Sulla considerazione di essere reputato il fratello responsabile su cui contare quando c'è qualcosa di cui occuparsi e non quello intelligente, l’inflessione della sua voce subisce un colpo di rammarico e, anche se l’intera conversazione continua ad essere priva di logica alle mie orecchie, vorrei potermi intromettere nel tentativo di sedare il conflitto in atto o, quantomeno, di tranquillizzare il mio coinquilino.
Parliamoci chiaro: ha avuto più sbalzi umorali lui nell’ultima ora di quanti ne ha Jules in sindrome premestruale. Tutto ciò non può essere salutare. Forse è una forma di disturbo ormonale anche la sua?
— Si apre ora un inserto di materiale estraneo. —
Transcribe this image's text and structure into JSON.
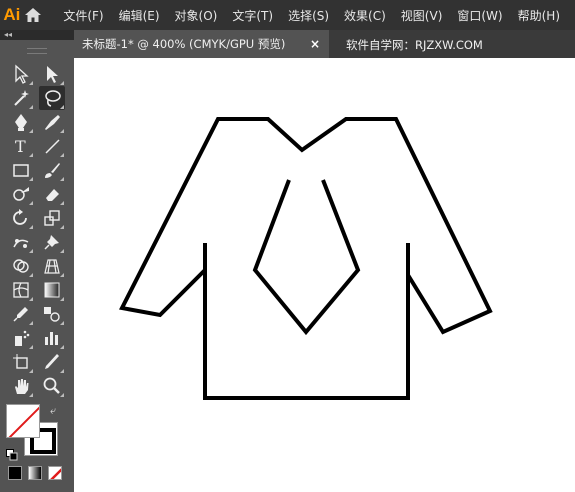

Potrebbe causare ipertensione?
Alt, l’ipertensione che effetti ha sulla libido e sulle capacità amatoriali? Perché se rischio di rimetterci io, mi sento in dovere di intervenire in difesa di Alex.
Ma lui sembra del tutto in grado di combattere le proprie battaglie e, sfortunatamente per me, pare essere tornato sulla scia della riservatezza perché, sollevando il mio viso dalla sua spalla, lascia la frase a metà, evidando di rivelare cosa abbia combinato suo fratello e aggiunge con una punta di astio:
“Anyway, I’m with someone right now.”
Oh, sono io quel someone con cui è adesso! Sono io il suo passatempo.
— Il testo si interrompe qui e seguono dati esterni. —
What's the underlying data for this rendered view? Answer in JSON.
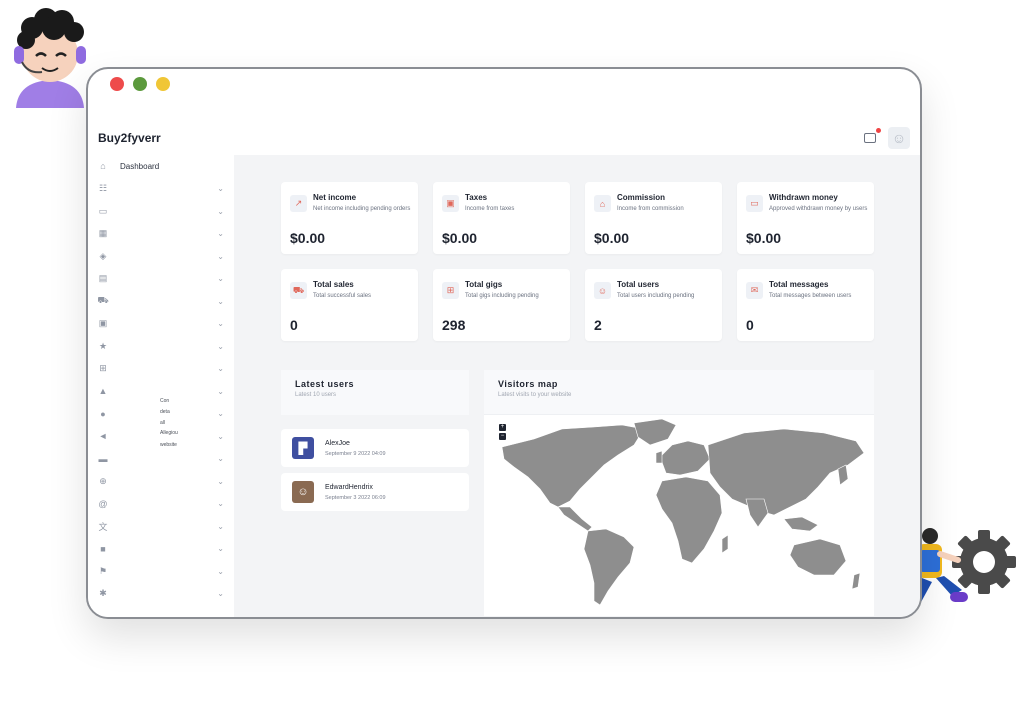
{
  "app": {
    "brand": "Buy2fyverr"
  },
  "window": {
    "dot_colors": [
      "#ee4b4b",
      "#5c9a3d",
      "#f0c636"
    ]
  },
  "header": {
    "notification_icon": "image-icon",
    "avatar_icon": "user-icon"
  },
  "sidebar": {
    "items": [
      {
        "icon": "home-icon",
        "glyph": "⌂",
        "label": "Dashboard",
        "chevron": false
      },
      {
        "icon": "users-icon",
        "glyph": "☷",
        "label": "",
        "chevron": true
      },
      {
        "icon": "card-icon",
        "glyph": "▭",
        "label": "",
        "chevron": true
      },
      {
        "icon": "layout-icon",
        "glyph": "▦",
        "label": "",
        "chevron": true
      },
      {
        "icon": "box-icon",
        "glyph": "◈",
        "label": "",
        "chevron": true
      },
      {
        "icon": "document-icon",
        "glyph": "▤",
        "label": "",
        "chevron": true
      },
      {
        "icon": "cart-icon",
        "glyph": "⛟",
        "label": "",
        "chevron": true
      },
      {
        "icon": "image-icon",
        "glyph": "▣",
        "label": "",
        "chevron": true
      },
      {
        "icon": "star-icon",
        "glyph": "★",
        "label": "",
        "chevron": true
      },
      {
        "icon": "grid-icon",
        "glyph": "⊞",
        "label": "",
        "chevron": true
      },
      {
        "icon": "warning-icon",
        "glyph": "▲",
        "label": "",
        "chevron": true
      },
      {
        "icon": "chat-icon",
        "glyph": "●",
        "label": "",
        "chevron": true
      },
      {
        "icon": "megaphone-icon",
        "glyph": "◄",
        "label": "",
        "chevron": true
      },
      {
        "icon": "folder-icon",
        "glyph": "▬",
        "label": "",
        "chevron": true
      },
      {
        "icon": "globe-icon",
        "glyph": "⊕",
        "label": "",
        "chevron": true
      },
      {
        "icon": "at-icon",
        "glyph": "@",
        "label": "",
        "chevron": true
      },
      {
        "icon": "translate-icon",
        "glyph": "文",
        "label": "",
        "chevron": true
      },
      {
        "icon": "truck-icon",
        "glyph": "■",
        "label": "",
        "chevron": true
      },
      {
        "icon": "flag-icon",
        "glyph": "⚑",
        "label": "",
        "chevron": true
      },
      {
        "icon": "puzzle-icon",
        "glyph": "✱",
        "label": "",
        "chevron": true
      }
    ],
    "fragments": [
      "Con",
      "deta",
      "all",
      "Allegiou",
      "website"
    ]
  },
  "stats": [
    {
      "icon": "trend-up-icon",
      "glyph": "↗",
      "title": "Net income",
      "subtitle": "Net income including pending orders",
      "value": "$0.00"
    },
    {
      "icon": "receipt-icon",
      "glyph": "▣",
      "title": "Taxes",
      "subtitle": "Income from taxes",
      "value": "$0.00"
    },
    {
      "icon": "gift-icon",
      "glyph": "⌂",
      "title": "Commission",
      "subtitle": "Income from commission",
      "value": "$0.00"
    },
    {
      "icon": "credit-card-icon",
      "glyph": "▭",
      "title": "Withdrawn money",
      "subtitle": "Approved withdrawn money by users",
      "value": "$0.00"
    },
    {
      "icon": "cart-icon",
      "glyph": "⛟",
      "title": "Total sales",
      "subtitle": "Total successful sales",
      "value": "0"
    },
    {
      "icon": "gigs-icon",
      "glyph": "⊞",
      "title": "Total gigs",
      "subtitle": "Total gigs including pending",
      "value": "298"
    },
    {
      "icon": "users-icon",
      "glyph": "☺",
      "title": "Total users",
      "subtitle": "Total users including pending",
      "value": "2"
    },
    {
      "icon": "mail-icon",
      "glyph": "✉",
      "title": "Total messages",
      "subtitle": "Total messages between users",
      "value": "0"
    }
  ],
  "latest_users": {
    "title": "Latest users",
    "subtitle": "Latest 10 users",
    "users": [
      {
        "name": "AlexJoe",
        "date": "September 9 2022 04:09",
        "avatar_color": "#3f4fa0",
        "avatar_icon": "logo-avatar-icon"
      },
      {
        "name": "EdwardHendrix",
        "date": "September 3 2022 06:09",
        "avatar_color": "#8a6a52",
        "avatar_icon": "photo-avatar-icon"
      }
    ]
  },
  "visitors_map": {
    "title": "Visitors map",
    "subtitle": "Latest visits to your website",
    "zoom_in": "+",
    "zoom_out": "−",
    "land_color": "#8e8e8e"
  },
  "colors": {
    "accent": "#e0685b",
    "background": "#f3f4f6"
  }
}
Mi sento importante: insomma, se un ragazzo scarica il fratello per fare del salutare sesso con te devi per forza avere un certo peso, no? E io quello ce l’ho a prescindere!
“I don’t have time for you.”
Non ha tempo per il fratello perché deve - finalmente - mettersi nudo di fronte a me!
Evvai!
Certa di aver vinto il mio Alex-pacchetto-regalo-da-spacchettare-fino-alle-mutande, però scopro il suo viso rabbuiarsi ancora una volta: resta in silenzio ad ascoltare le parole che provengono dal fratello; appoggia la fronte alla mia, socchiudendo gli occhi e sospirando prima di bisbigliare:
“Mi dispiace, Med.”
Svanite le possibilità di spacchettarlo fino alle mutande ed oltre.
Sono una pessima ragazza e una donna insensibile? Immagino di sì, ma penso che sarei molto più propensa all’empatia dopo aver avuto accesso a una mezz’oretta di fuoco con Alex.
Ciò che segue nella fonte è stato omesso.